Place a ‘sign or symbol’ to signify pot is hot;
Put the pot away from accidents to cool


Put the sugar in a sauce pot, add water to cover the sugar by 1/2 inch. Stir well.

Place the pot over high heat; add the lemon juice and bring to a boil.

Stir, not constantly, but often enough to prevent scorching on the bottom.

Once the mixture comes to a boil, the sugar will turn clear. Allow to boil for 1-2 minutes, turn off.

Cool the mixture before transferring to a jar or bottle.

While the sugar syrup is cooling, put some kind of “sign or symbol” on the  handle so others know the pot and contents are hot and to leave the pot alone.

Use caution and place the pot well to the back of the stove out of harms way.

Sugar burns are very nasty and go really deep. Avoid at all costs, especially around children.

The syrup is shelf stable. Keep it handy to sweeten iced tea, lemonade, tea or coffee, use it over fresh fruit, in meringues, or even in marinades and specialty bar drinks.

You can infuse flavors into simple syrup, add a vanilla pod, lemon, lime or orange zest, fruit puree, basil, lavender, or mint for a few ideas. Be sure to strain the flavor elements out before using. The vanilla pods or herb leaves do look nice in the bottle.

My favorite way to use this syrup is to splash some into iced tea and top with a lemon wedge.

The perfect thirst quencher!

Iced Tea and Simple Syrup

Southern “Sweet Tea”

Sweet tea seems to be a phenomenon in the American south. In the south,  anywhere you go, if you order iced tea, you will get a big glass full of tea which is sweetened to the point of almost being syrup and ice with a slice of lemon.

Unless you ask for “unsweet tea”.

“Regular tea” down here is so sweet it should be called tea syrup. Now days you can hear ‘half and half tea’ please or half unsweet with half lemonade, which in case you don’t know, is called an “Arnold Palmer” around here.

What makes southern sweet tea different from other iced tea is that you sweeten other tea with granulated sugar in your glass. With southern sweet tea, is there is no undissolved sugar collecting in the bottom of your glass. The sugar has already been melted and added. You just squeeze the lemon and sip. (Say “Ah!” with a southern drawl)

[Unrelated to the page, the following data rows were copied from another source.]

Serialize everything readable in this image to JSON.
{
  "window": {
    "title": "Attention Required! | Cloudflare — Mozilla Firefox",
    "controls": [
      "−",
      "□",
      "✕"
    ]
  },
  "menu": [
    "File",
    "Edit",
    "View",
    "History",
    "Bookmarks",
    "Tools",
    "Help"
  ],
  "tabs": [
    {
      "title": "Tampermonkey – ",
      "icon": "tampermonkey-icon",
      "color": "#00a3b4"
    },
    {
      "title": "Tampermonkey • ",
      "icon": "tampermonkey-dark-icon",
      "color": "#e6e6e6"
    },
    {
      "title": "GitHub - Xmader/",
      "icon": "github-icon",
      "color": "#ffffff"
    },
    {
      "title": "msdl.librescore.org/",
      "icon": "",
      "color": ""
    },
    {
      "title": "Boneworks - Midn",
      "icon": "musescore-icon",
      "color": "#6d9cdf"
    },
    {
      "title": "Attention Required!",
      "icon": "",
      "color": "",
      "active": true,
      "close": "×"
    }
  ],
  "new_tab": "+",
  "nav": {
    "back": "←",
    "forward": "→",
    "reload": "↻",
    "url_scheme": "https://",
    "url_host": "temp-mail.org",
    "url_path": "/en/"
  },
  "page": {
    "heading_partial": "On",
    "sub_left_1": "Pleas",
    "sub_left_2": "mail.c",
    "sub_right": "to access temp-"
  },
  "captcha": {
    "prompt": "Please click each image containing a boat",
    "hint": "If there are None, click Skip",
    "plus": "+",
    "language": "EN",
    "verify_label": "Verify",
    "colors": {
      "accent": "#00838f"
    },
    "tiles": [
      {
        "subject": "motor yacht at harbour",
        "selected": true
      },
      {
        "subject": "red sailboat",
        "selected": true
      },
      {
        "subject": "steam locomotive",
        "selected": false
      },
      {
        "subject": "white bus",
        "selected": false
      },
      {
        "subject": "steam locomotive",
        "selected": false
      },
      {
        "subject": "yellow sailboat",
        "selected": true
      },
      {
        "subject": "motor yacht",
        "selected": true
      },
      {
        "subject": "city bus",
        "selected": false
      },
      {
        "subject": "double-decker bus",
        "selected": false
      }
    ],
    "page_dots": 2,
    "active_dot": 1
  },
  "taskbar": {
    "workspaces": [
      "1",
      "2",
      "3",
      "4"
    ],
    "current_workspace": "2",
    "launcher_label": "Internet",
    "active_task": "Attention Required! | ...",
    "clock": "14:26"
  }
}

If you travel beyond the Mason-Dixon Line and order sweet tea anywhere but in the south, you are going to get some strange looks. They usually bring you unsweet tea and a side of sugar either in a sugar canister or in packets for you to mix your own. While in the south if you just order “tea” you will get a glass of southern sweet tea. Here, that is regular tea.

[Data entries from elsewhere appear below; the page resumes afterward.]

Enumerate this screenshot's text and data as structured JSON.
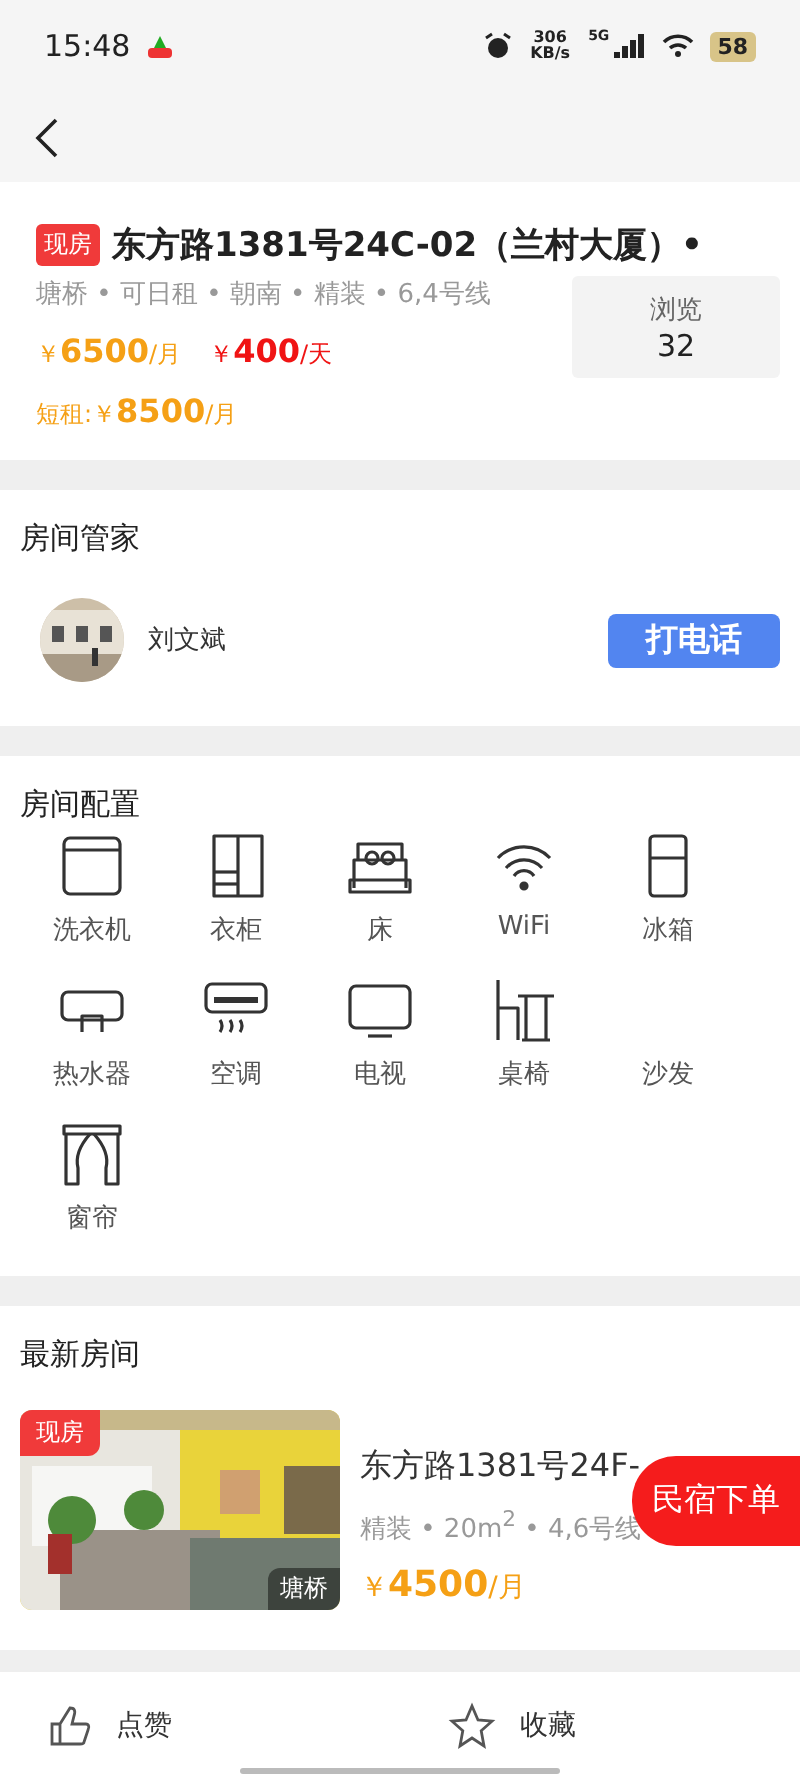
{
  "status_bar": {
    "time": "15:48",
    "net_speed": "306 KB/s",
    "network": "5G",
    "battery": "58"
  },
  "listing": {
    "badge": "现房",
    "title": "东方路1381号24C-02（兰村大厦）•",
    "tags": "塘桥 • 可日租 • 朝南 • 精装 • 6,4号线",
    "price_month": {
      "symbol": "￥",
      "amount": "6500",
      "unit": "/月"
    },
    "price_day": {
      "symbol": "￥",
      "amount": "400",
      "unit": "/天"
    },
    "short_rent": {
      "label": "短租:",
      "symbol": "￥",
      "amount": "8500",
      "unit": "/月"
    },
    "views": {
      "label": "浏览",
      "count": "32"
    }
  },
  "manager": {
    "heading": "房间管家",
    "name": "刘文斌",
    "call_button": "打电话"
  },
  "amenities": {
    "heading": "房间配置",
    "items": [
      {
        "label": "洗衣机",
        "kind": "washer"
      },
      {
        "label": "衣柜",
        "kind": "wardrobe"
      },
      {
        "label": "床",
        "kind": "bed"
      },
      {
        "label": "WiFi",
        "kind": "wifi"
      },
      {
        "label": "冰箱",
        "kind": "fridge"
      },
      {
        "label": "热水器",
        "kind": "heater"
      },
      {
        "label": "空调",
        "kind": "aircon"
      },
      {
        "label": "电视",
        "kind": "tv"
      },
      {
        "label": "桌椅",
        "kind": "desk"
      },
      {
        "label": "沙发",
        "kind": "none"
      },
      {
        "label": "窗帘",
        "kind": "curtain"
      }
    ]
  },
  "latest": {
    "heading": "最新房间",
    "rooms": [
      {
        "badge": "现房",
        "area": "塘桥",
        "title": "东方路1381号24F-",
        "details": "精装 • 20m$^{2}$ • 4,6号线",
        "price": {
          "symbol": "￥",
          "amount": "4500",
          "unit": "/月"
        }
      }
    ]
  },
  "float_button": "民宿下单",
  "bottom_bar": [
    {
      "label": "点赞",
      "kind": "like"
    },
    {
      "label": "收藏",
      "kind": "favorite"
    }
  ]
}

Anywhere but in the south, regular tea is unsweetened.

If you find they actually have sweet tea and you are not in the south, chances are you have just found someone who is from the south and they are keeping the back-home tradition alive.

Here is how you can make southern sweet tea:

Make simple syrup:

Add 1 cup sugar and 1 cup water

Bring to boil; Simmer for 3 minutes then cool

Boil water and make tea; steep until cool

Add 1 cup of sugar to a sauce pan with 1 cup of water. Stir and bring to a boil-simmer for 3 minutes.

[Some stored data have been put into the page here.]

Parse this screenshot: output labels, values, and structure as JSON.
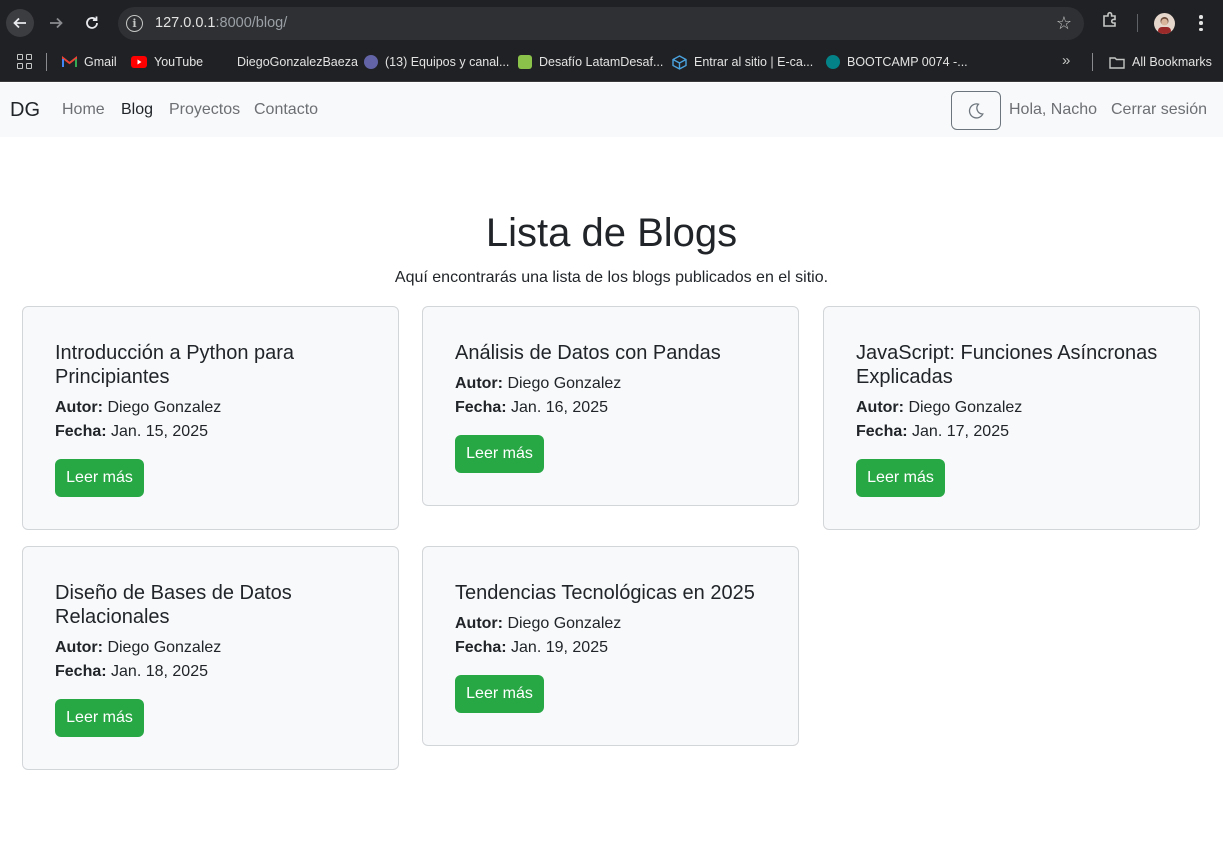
{
  "browser": {
    "url_host": "127.0.0.1",
    "url_rest": ":8000/blog/",
    "bookmarks": [
      {
        "label": "Gmail",
        "icon": "gmail-icon",
        "color": "#ea4335"
      },
      {
        "label": "YouTube",
        "icon": "youtube-icon",
        "color": "#ff0000"
      },
      {
        "label": "DiegoGonzalezBaeza",
        "icon": "",
        "color": ""
      },
      {
        "label": "(13) Equipos y canal...",
        "icon": "teams-icon",
        "color": "#6264a7"
      },
      {
        "label": "Desafío LatamDesaf...",
        "icon": "desafio-icon",
        "color": "#8bc34a"
      },
      {
        "label": "Entrar al sitio | E-ca...",
        "icon": "cube-icon",
        "color": "#4aa3df"
      },
      {
        "label": "BOOTCAMP 0074 -...",
        "icon": "sharepoint-icon",
        "color": "#038387"
      }
    ],
    "all_bookmarks_label": "All Bookmarks"
  },
  "nav": {
    "brand": "DG",
    "links": [
      "Home",
      "Blog",
      "Proyectos",
      "Contacto"
    ],
    "active": "Blog",
    "greeting": "Hola, Nacho",
    "logout": "Cerrar sesión"
  },
  "main": {
    "title": "Lista de Blogs",
    "subtitle": "Aquí encontrarás una lista de los blogs publicados en el sitio.",
    "author_label": "Autor:",
    "date_label": "Fecha:",
    "read_more": "Leer más",
    "posts": [
      {
        "title": "Introducción a Python para Principiantes",
        "author": "Diego Gonzalez",
        "date": "Jan. 15, 2025"
      },
      {
        "title": "Análisis de Datos con Pandas",
        "author": "Diego Gonzalez",
        "date": "Jan. 16, 2025"
      },
      {
        "title": "JavaScript: Funciones Asíncronas Explicadas",
        "author": "Diego Gonzalez",
        "date": "Jan. 17, 2025"
      },
      {
        "title": "Diseño de Bases de Datos Relacionales",
        "author": "Diego Gonzalez",
        "date": "Jan. 18, 2025"
      },
      {
        "title": "Tendencias Tecnológicas en 2025",
        "author": "Diego Gonzalez",
        "date": "Jan. 19, 2025"
      }
    ]
  },
  "colors": {
    "accent_button": "#28a745",
    "navbar_bg": "#f8f9fa",
    "card_bg": "#f8f9fa"
  }
}
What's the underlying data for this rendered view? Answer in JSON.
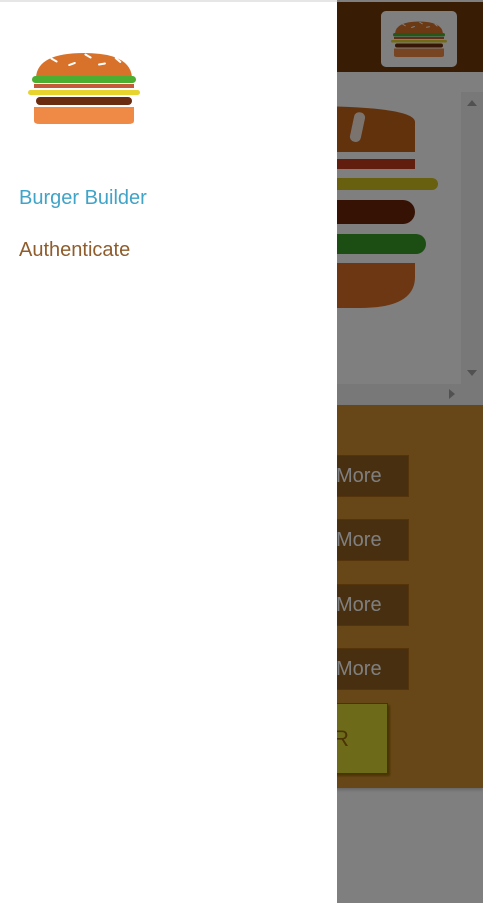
{
  "app": {
    "top_logo_icon": "burger-logo-icon",
    "burger_icon": "burger-icon",
    "controls": {
      "more_buttons": [
        {
          "label": "More"
        },
        {
          "label": "More"
        },
        {
          "label": "More"
        },
        {
          "label": "More"
        }
      ],
      "order_button_label": "R"
    }
  },
  "drawer": {
    "logo_icon": "burger-logo-icon",
    "nav": [
      {
        "label": "Burger Builder",
        "active": true
      },
      {
        "label": "Authenticate",
        "active": false
      }
    ]
  },
  "colors": {
    "toolbar": "#703b09",
    "controls_bg": "#cf8f2e",
    "active_link": "#40a4c8",
    "link": "#8f5c2c",
    "order_button": "#dad735"
  }
}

Make sure all the sugar has dissolved. Cool.

Boil 2 quarts of water – add 6-8 black tea bags – orange pekoe cut black tea works best – steep until cool.

Discard the tea bags.

For true southern sweet tea, add all the sugar syrup to the cooled tea, stir well.

Yes, it is s-w-e-e-t!

Like all good southerners, forget about calculating the number of empty calories.

So here are some hints: The popularity of Southern Sweet Tea is becoming increasing all across the country. You may even be able to find it in your grocery store.

IF the label says “extra sweet” honestly folks, believe them. It will be sickening sweet. However, now you can make it on your own, for pennies and control the sweetness.

Back to the tea presentation. . .

Southern Iced Tea

Fill a tall glass with ice, pour the sweet tea over ice, garnish with a wedge of lemon.

If you don’t want your tea so sweet, add the sugar syrup to taste, which is what I prefer to do.

Or if you want to deviate from the true southern tea method, add lemon zest to the sugar when boiling the

Tea with Lemon Syrup

sugar. Strain the zest out when cool.

Serve the lemon simple syrup with the unsweet tea for guests to sweeten to their liking.

Honestly, there is nothing like a good glass of iced  tea – unsweetened or southern sweet tea – both are refreshing!